The diagnosis of GCA is generally straightforward when characteristic symptoms such as headache, jaw claudication, or other ischemic complications are present. Atypical presentations of GCA without “overt” cranial ischemic manifestations have increasingly been reported however [5].

These have included symptoms such as dry cough [6], toothache [7], tongue pain, low back pain earache, hallucinations, and fever of unknown origin [8] and even symptoms of mononeuritis multiplex. It is unclear why GCA can provoke such a wide range of presenting symptoms but it is felt that some clinical subsets may involve unique pathologic pathways that are caused by differential expression of inflammatory cytokines [9].

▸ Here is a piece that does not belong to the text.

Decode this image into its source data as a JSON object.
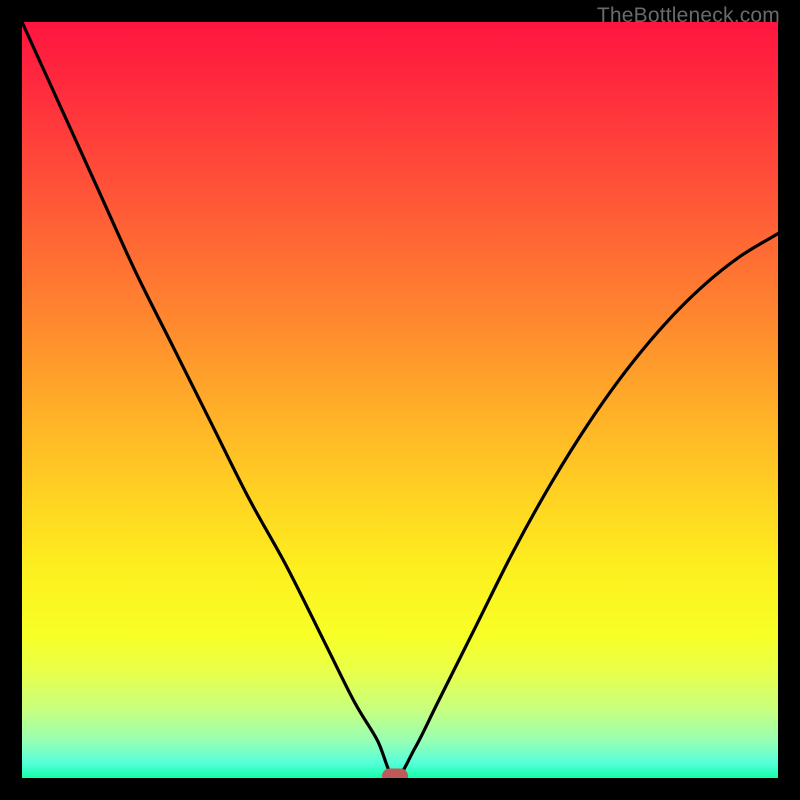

We report a case of GCA presenting as mild upper abdominal pain and generalized weakness in the context of hyponatremia as the presenting manifestation of vasculitis. Diagnosis was made by MRI with GCA protocol. Recent studies have compared the use of MRI and the traditional modality of histological biopsy and found that the sensitivity and specificity of MRI for detecting GCA were 80.6% and 97.0%, respectively, when compared to biopsy (77.8%, 100%), respectively [10]. Ultrasound has also been proposed as a possible diagnostic modality but the technique is largely operator dependent and no large scale studies have analyzed its efficacy. In the case presented here the study was normal. Other diagnostic techniques include CT angiography and PET scanning but these are sparingly used given the widespread availability of other techniques.

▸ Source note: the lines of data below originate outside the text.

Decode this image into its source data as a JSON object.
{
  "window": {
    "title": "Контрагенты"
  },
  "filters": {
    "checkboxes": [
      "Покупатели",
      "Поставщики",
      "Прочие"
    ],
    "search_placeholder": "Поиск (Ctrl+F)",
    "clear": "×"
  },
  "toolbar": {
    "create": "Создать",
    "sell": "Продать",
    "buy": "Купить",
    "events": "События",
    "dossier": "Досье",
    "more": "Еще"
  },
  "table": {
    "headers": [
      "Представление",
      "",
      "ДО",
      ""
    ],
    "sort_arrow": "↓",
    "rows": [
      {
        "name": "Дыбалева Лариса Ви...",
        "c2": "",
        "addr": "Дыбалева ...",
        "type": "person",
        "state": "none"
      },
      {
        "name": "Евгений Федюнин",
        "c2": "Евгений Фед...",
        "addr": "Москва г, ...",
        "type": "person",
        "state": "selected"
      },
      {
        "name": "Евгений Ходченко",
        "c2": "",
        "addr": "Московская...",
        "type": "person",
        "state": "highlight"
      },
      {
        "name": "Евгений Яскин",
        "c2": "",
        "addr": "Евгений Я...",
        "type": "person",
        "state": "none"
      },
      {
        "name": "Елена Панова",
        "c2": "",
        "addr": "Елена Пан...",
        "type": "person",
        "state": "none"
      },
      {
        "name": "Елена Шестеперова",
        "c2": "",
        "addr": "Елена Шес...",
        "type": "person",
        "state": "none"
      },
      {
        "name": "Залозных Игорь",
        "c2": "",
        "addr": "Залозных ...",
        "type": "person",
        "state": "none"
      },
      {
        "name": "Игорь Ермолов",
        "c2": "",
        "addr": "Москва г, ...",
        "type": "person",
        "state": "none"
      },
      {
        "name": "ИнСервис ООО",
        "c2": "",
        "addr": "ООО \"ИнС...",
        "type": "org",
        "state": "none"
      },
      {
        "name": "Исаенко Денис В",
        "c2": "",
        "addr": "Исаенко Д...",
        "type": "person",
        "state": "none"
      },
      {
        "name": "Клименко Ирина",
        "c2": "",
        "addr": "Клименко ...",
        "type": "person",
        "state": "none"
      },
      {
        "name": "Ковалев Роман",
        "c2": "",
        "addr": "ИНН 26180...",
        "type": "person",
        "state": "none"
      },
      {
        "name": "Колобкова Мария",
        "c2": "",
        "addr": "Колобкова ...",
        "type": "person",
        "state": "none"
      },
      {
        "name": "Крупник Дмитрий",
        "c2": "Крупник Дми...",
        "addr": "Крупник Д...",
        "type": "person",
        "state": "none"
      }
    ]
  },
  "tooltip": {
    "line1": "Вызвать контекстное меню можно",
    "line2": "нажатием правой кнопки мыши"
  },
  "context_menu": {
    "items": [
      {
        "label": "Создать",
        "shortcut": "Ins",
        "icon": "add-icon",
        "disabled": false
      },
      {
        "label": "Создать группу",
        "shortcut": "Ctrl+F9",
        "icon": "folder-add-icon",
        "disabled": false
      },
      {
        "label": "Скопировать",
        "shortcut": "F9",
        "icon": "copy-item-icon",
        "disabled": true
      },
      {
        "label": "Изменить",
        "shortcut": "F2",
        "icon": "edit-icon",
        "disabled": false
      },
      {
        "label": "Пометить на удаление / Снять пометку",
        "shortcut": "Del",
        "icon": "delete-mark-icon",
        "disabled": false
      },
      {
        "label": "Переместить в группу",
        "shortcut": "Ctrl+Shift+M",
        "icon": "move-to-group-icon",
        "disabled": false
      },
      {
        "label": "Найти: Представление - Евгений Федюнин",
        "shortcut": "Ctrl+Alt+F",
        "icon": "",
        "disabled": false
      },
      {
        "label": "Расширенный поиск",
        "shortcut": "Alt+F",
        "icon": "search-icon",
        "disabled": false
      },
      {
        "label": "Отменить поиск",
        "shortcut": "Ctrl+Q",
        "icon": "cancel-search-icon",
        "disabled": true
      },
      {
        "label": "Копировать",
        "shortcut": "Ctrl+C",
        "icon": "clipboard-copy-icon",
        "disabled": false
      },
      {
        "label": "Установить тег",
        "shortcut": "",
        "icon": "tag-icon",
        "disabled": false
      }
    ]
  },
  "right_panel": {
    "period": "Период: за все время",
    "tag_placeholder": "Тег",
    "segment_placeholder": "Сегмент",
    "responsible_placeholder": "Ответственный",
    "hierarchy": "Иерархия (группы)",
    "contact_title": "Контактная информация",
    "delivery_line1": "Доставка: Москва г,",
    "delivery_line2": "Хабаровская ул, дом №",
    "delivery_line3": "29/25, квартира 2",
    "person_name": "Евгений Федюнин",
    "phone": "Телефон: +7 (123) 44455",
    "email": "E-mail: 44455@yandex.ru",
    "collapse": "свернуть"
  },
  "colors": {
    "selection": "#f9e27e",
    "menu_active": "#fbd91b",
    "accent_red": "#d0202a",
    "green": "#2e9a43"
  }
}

The gold standard technique for diagnosing GCA has traditionally been biopsy of the temporal artery but as studies have shown there can be a marked false negative rate with this modality [11]. Generally this is due to biopsy missing the area of pathology given that GCA tends to have “skip” lesions and also that various forms of GCA exist that spare the temporal arteries and only involve the great vessels. Also naturally as with any surgical procedure there are inherent risks involved and indeed with the case described here the patient’s use of warfarin for his atrial fibrillation and the risk of intraoperative bleeding made this choice even more unhelpful given the availability of alternative methods.

Treatment of GCA should generally be initiated immediately whenever the disease is strongly suspected. The general consensus is that a regime of 60 mg prednisone daily should be commenced and the treatment can last usually for several months. The dose is usually tapered depending on the patient’s symptoms but a cautious approach is required to prevent relapse.

In conclusion the authors suggest that MRI with GCA protocol should be considered for all patients with suspected GCA particularly in those with atypical symptoms as in our patient to avoid delays in diagnosis.

Competing Interests

The authors declare that they have no competing interests.